Regresó tras veinte años exigiendo «ayuda familiar»
Cuando alguien se va para siempre, aprendes a vivir sin él. Aprendes a no recordar, a no analizar, a no esperar. Tapas ese vacío con trabajo, familia, obligaciones. Y luego, años después, esa persona reaparece en el umbral de tu vida como si nada hubiera pasado. Como si no hubieran transcurrido dos décadas de silencio. Como si no hubieras permanecido abrazada a tu madre en un piso vacío, saqueado, cuando para él fue más prioritario llevarse el televisor que dejar a su hija un ápice de dignidad.
Mi padre se marchó cuando yo tenía diez años. Lo hizo de forma estridente, vulgar, entre gritos y escándalos. Arrambló con todo, hasta la última silla. Incluso, junto a mi abuela —su madre—, se llevó mi escritorio. Aquel día descubrí el miedo y el desgarro. Como si alguien hubiera arrancado de raíz mi infancia.
Tras el divorcio, desapareció. Sin pensiones, sin llamadas, sin cartas. Se esfumó. Mi madre sobrevivió como pudo. Primero con ayuda de sus padres; luego, sola. Crecí, estudié, me casé. Tuve una hija. Mi madre y yo siempre hemos estado unidas; tiene una relación estupenda con mi marido y adora a su nieta. La vida parecía estable. Y, de pronto, él regresó.
No daba crédito cuando me abordó a la salida del trabajo. Envejecido, mirada apagada, barriga prominente. Abrió los brazos, esperando un abrazo. Me estremecí. Pasé de largo sin pronunciar palabra. Él me siguió, balbuceando sobre reunirse, tomar un café, lo mucho que me echaba de menos. Y, sin saber por qué, accedí. Quería entender: ¿qué buscaba?
En la cafetería, hilvanó mentiras. Que mi madre le prohibió contactarme, que sufrió en silencio. Aunque, entretanto, formó otra familia con tres hijos. Habló de «penas» —un teatro patético—. Preguntó cómo me iba.

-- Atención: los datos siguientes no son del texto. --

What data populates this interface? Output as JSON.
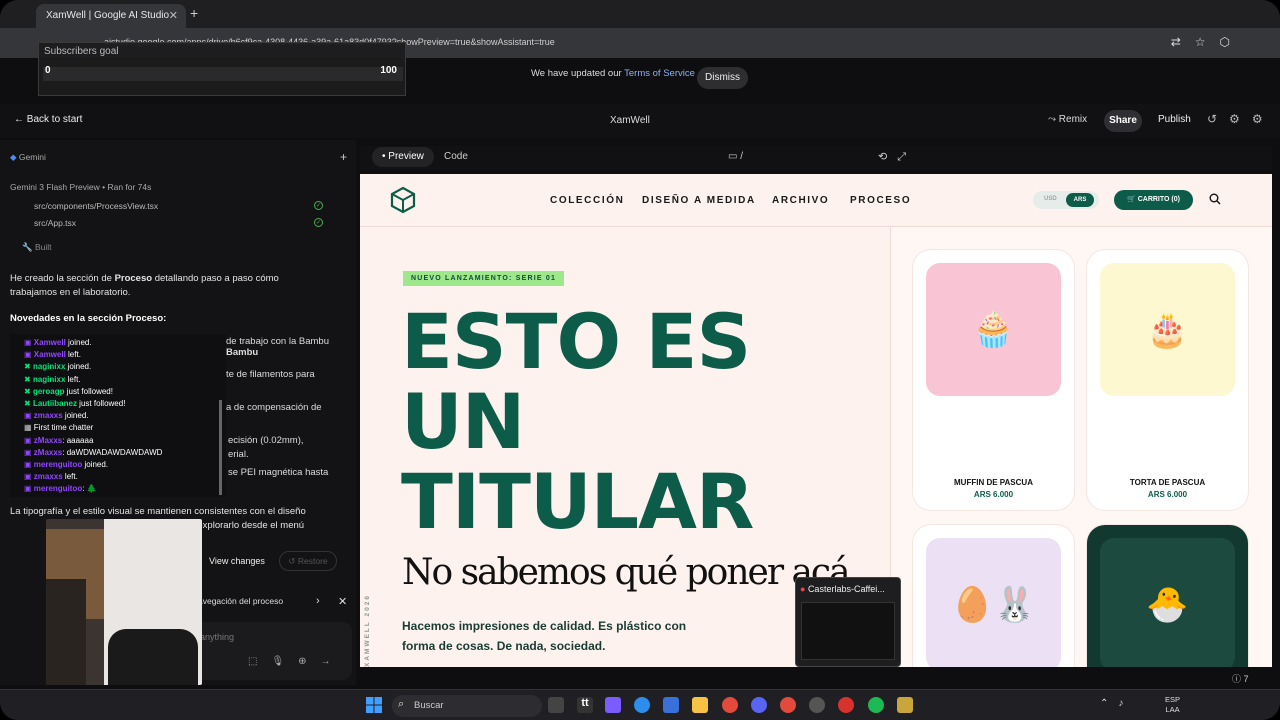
{
  "browser": {
    "tab_title": "XamWell | Google AI Studio",
    "url": "aistudio.google.com/apps/drive/b6cf9ca-4308-4436-a39a-61a83d0f4793?showPreview=true&showAssistant=true"
  },
  "goal": {
    "title": "Subscribers goal",
    "min": "0",
    "max": "100",
    "progress": 0.0
  },
  "notice": {
    "text": "We have updated our ",
    "link": "Terms of Service",
    "dismiss": "Dismiss"
  },
  "header": {
    "back": "Back to start",
    "title": "XamWell",
    "remix": "Remix",
    "share": "Share",
    "publish": "Publish"
  },
  "assistant": {
    "model_label": "Gemini",
    "run_info": "Gemini 3 Flash Preview  •  Ran for 74s",
    "files": [
      "src/components/ProcessView.tsx",
      "src/App.tsx"
    ],
    "built": "Built",
    "intro_line1": "He creado la sección de ",
    "intro_bold": "Proceso",
    "intro_line1_tail": " detallando paso a paso cómo",
    "intro_line2": "trabajamos en el laboratorio.",
    "novedades": "Novedades en la sección Proceso:",
    "fragments": [
      "de trabajo con la Bambu",
      "te de filamentos para",
      "a de compensación de",
      "ecisión (0.02mm),",
      "erial.",
      "se PEI magnética hasta"
    ],
    "closing_line1": "La tipografía y el estilo visual se mantienen consistentes con el diseño",
    "closing_line2": "s explorarlo desde el menú",
    "view_changes": "View changes",
    "restore": "Restore",
    "suggestion": "avegación del proceso",
    "input_placeholder": "anything"
  },
  "chat": [
    {
      "user": "Xamwell",
      "text": " joined.",
      "color": "purple"
    },
    {
      "user": "Xamwell",
      "text": " left.",
      "color": "purple"
    },
    {
      "user": "naginixx",
      "text": " joined.",
      "color": "green"
    },
    {
      "user": "naginixx",
      "text": " left.",
      "color": "green"
    },
    {
      "user": "geroagp",
      "text": " just followed!",
      "color": "green"
    },
    {
      "user": "Lautiibanez",
      "text": " just followed!",
      "color": "green"
    },
    {
      "user": "zmaxxs",
      "text": " joined.",
      "color": "purple"
    },
    {
      "user": "",
      "text": "First time chatter",
      "color": "white"
    },
    {
      "user": "zMaxxs",
      "text": ": aaaaaa",
      "color": "purple"
    },
    {
      "user": "zMaxxs",
      "text": ": daWDWADAWDAWDAWD",
      "color": "purple"
    },
    {
      "user": "merenguitoo",
      "text": " joined.",
      "color": "purple"
    },
    {
      "user": "zmaxxs",
      "text": " left.",
      "color": "purple"
    },
    {
      "user": "merenguitoo",
      "text": ": 🌲",
      "color": "purple"
    }
  ],
  "preview": {
    "tab_preview": "Preview",
    "tab_code": "Code",
    "path": "/"
  },
  "site": {
    "nav": [
      "COLECCIÓN",
      "DISEÑO A MEDIDA",
      "ARCHIVO",
      "PROCESO"
    ],
    "currency_usd": "USD",
    "currency_ars": "ARS",
    "cart": "CARRITO (0)",
    "badge": "NUEVO LANZAMIENTO: SERIE 01",
    "hero": [
      "ESTO ES",
      "UN",
      "TITULAR"
    ],
    "subtitle": "No sabemos qué poner acá.",
    "desc": "Hacemos impresiones de calidad. Es plástico con forma de cosas. De nada, sociedad.",
    "vertical": "XAMWELL 2026",
    "products": [
      {
        "name": "MUFFIN DE PASCUA",
        "price": "ARS 6.000",
        "bg": "#f9c5d5",
        "emoji": "🧁"
      },
      {
        "name": "TORTA DE PASCUA",
        "price": "ARS 6.000",
        "bg": "#fdf8cf",
        "emoji": "🎂"
      },
      {
        "name": "",
        "price": "",
        "bg": "#ebe0f4",
        "emoji": "🥚🐰"
      },
      {
        "name": "",
        "price": "",
        "bg": "#1c4a3f",
        "emoji": "🐣"
      }
    ]
  },
  "caster": {
    "title": "Casterlabs-Caffei..."
  },
  "bottom_info": "ⓘ 7",
  "taskbar": {
    "search": "Buscar",
    "lang1": "ESP",
    "lang2": "LAA"
  },
  "colors": {
    "brand": "#0d5c4a",
    "badge": "#9de88a",
    "accent_link": "#8ab4f8"
  }
}
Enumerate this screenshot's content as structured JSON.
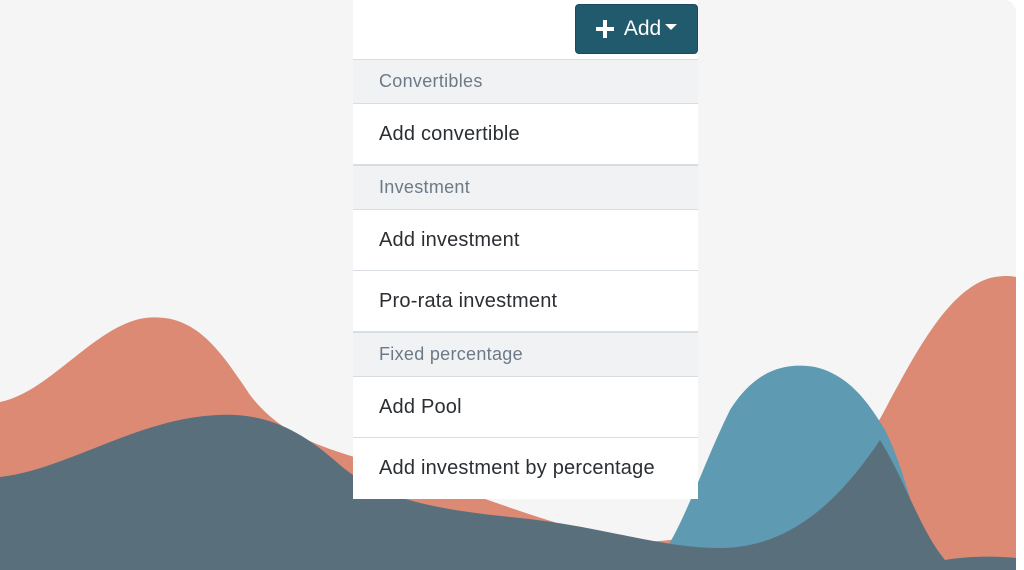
{
  "add_button": {
    "label": "Add",
    "plus_icon": "plus-icon",
    "caret_icon": "caret-down-icon",
    "color": "#215a6d"
  },
  "menu": {
    "sections": [
      {
        "header": "Convertibles",
        "items": [
          "Add convertible"
        ]
      },
      {
        "header": "Investment",
        "items": [
          "Add investment",
          "Pro-rata investment"
        ]
      },
      {
        "header": "Fixed percentage",
        "items": [
          "Add Pool",
          "Add investment by percentage"
        ]
      }
    ]
  },
  "colors": {
    "background": "#f5f5f5",
    "wave_salmon": "#dc8a74",
    "wave_slate": "#5a6f7c",
    "wave_blue": "#5e9bb2"
  }
}
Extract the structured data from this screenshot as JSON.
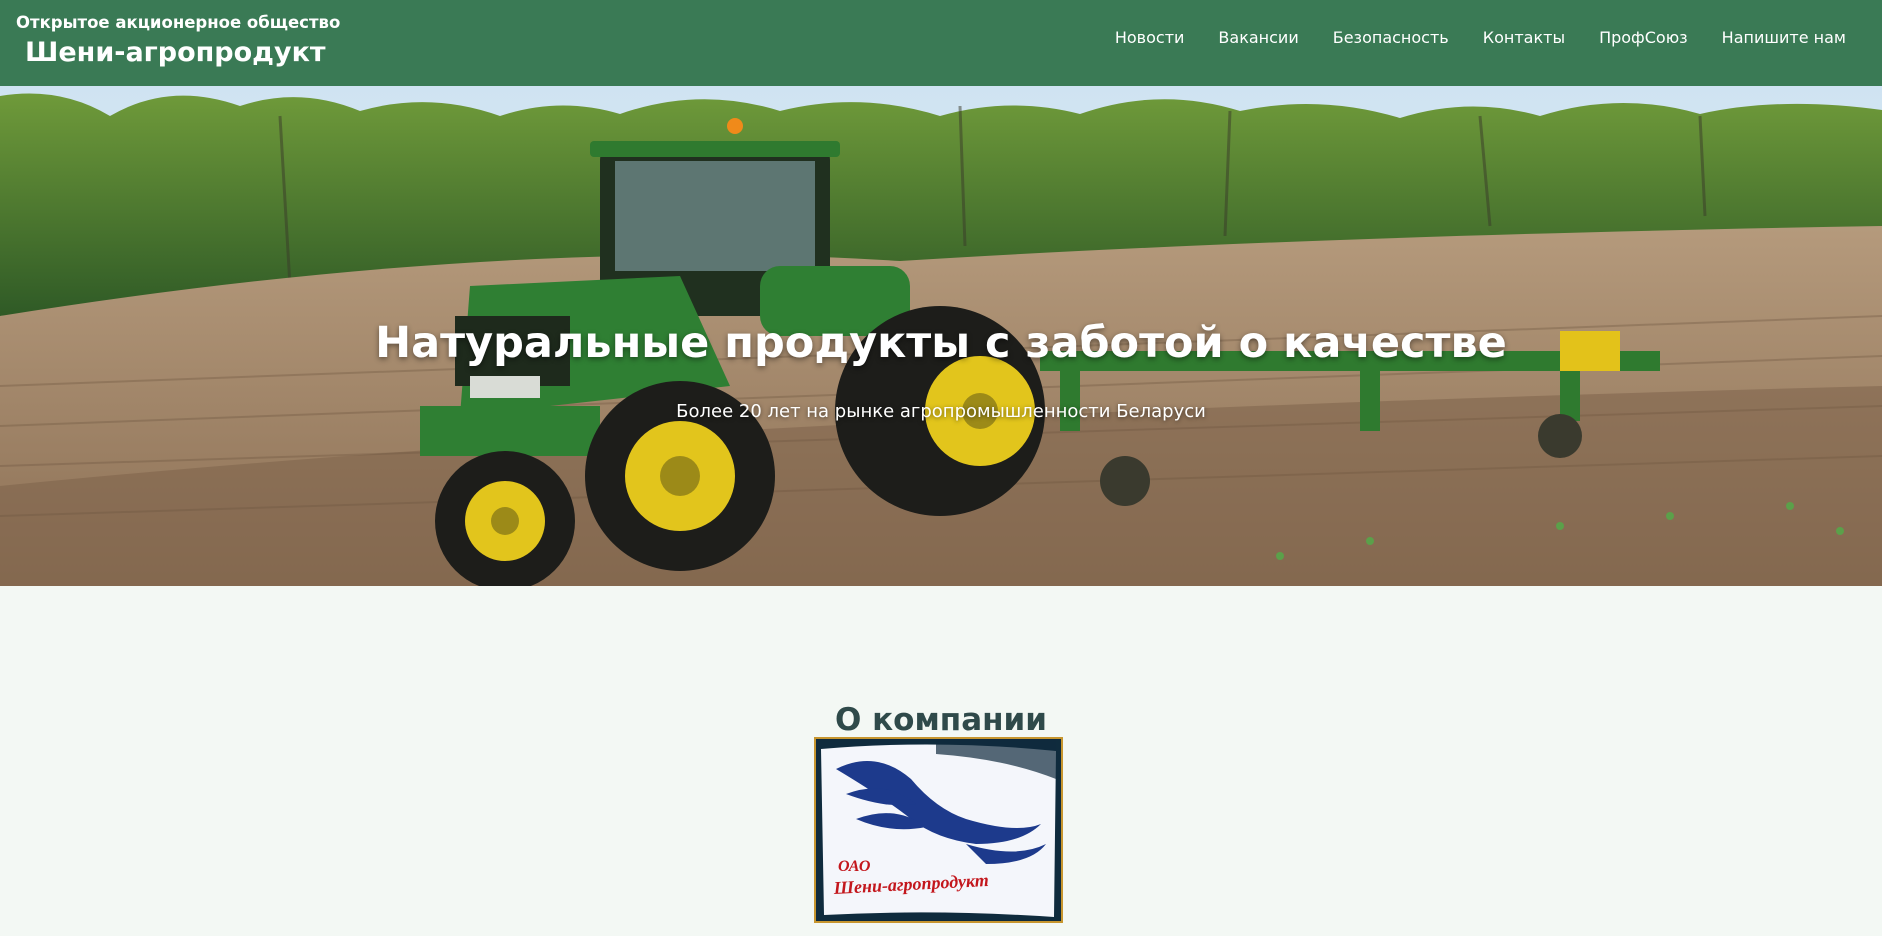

Qué pregunta más oportuna tras veinte años de mutismo.
Le espeté: «¿Qué quieres?». Su rostro se demudó. Dijo que éramos familia, que yo le recibía con rencor. Me levanté, pagué la cuenta y me marché. No me siguió —gracias a Dios—. Esperé que todo acabara ahí. Pero no.
Una semana después, me acechó de nuevo. Argumentó que me había dado tiempo para reflexionar y que ahora necesitaba un favor: su hijo mayor —mi «hermano»— iba a estudiar en Madrid. ¿Podría quedarse en mi casa temporalmente? Los alquileres estaban caros, y «la sangre llama».
—Así os conoceréis, crearéis vínculos —añadió «papá» con una sonrisa.
Le miré fijamente y me giré el dedo en la sien. ¿Qué hermano? ¿Qué sangre? Tú no eres nadie para mí. Ni lo serás. Me alejé sin esperar respuesta.
Pronto encontró mi número y empezó a llamar. Bloqueé cada nuevo intento. En un mensaje, se quejaba: «¿Cómo te atreves a ignorarme? ¡Soy tu padre!». ¿Se lo imaginan? Él, que me abandonó, que no pagó ni un euro, ahora clama por respeto. Cínico. Absurdo.
Se lo conté a mi marido. Se enfureció; quiso ir a «hablar» con él. Pero lo detuve. No quiero ensuciarme. Él eligió su camino. Yo elegí el mío.
No se lo diré a mi madre. Le dolería. Sufrió demasiado. Lo manejaré sola.
En la vida hay injusticias. Una de las más amargas es que quien te traiciona exija años después que lo trates como familia. No funciona así. Puede que él sufra, se ofenda, busque comprensión. Pero no aquí. Recuerdo demasiado bien cómo era sentarme en una casa vacía, escuchando a mi madre llorar en la cocina. Eso no se perdona.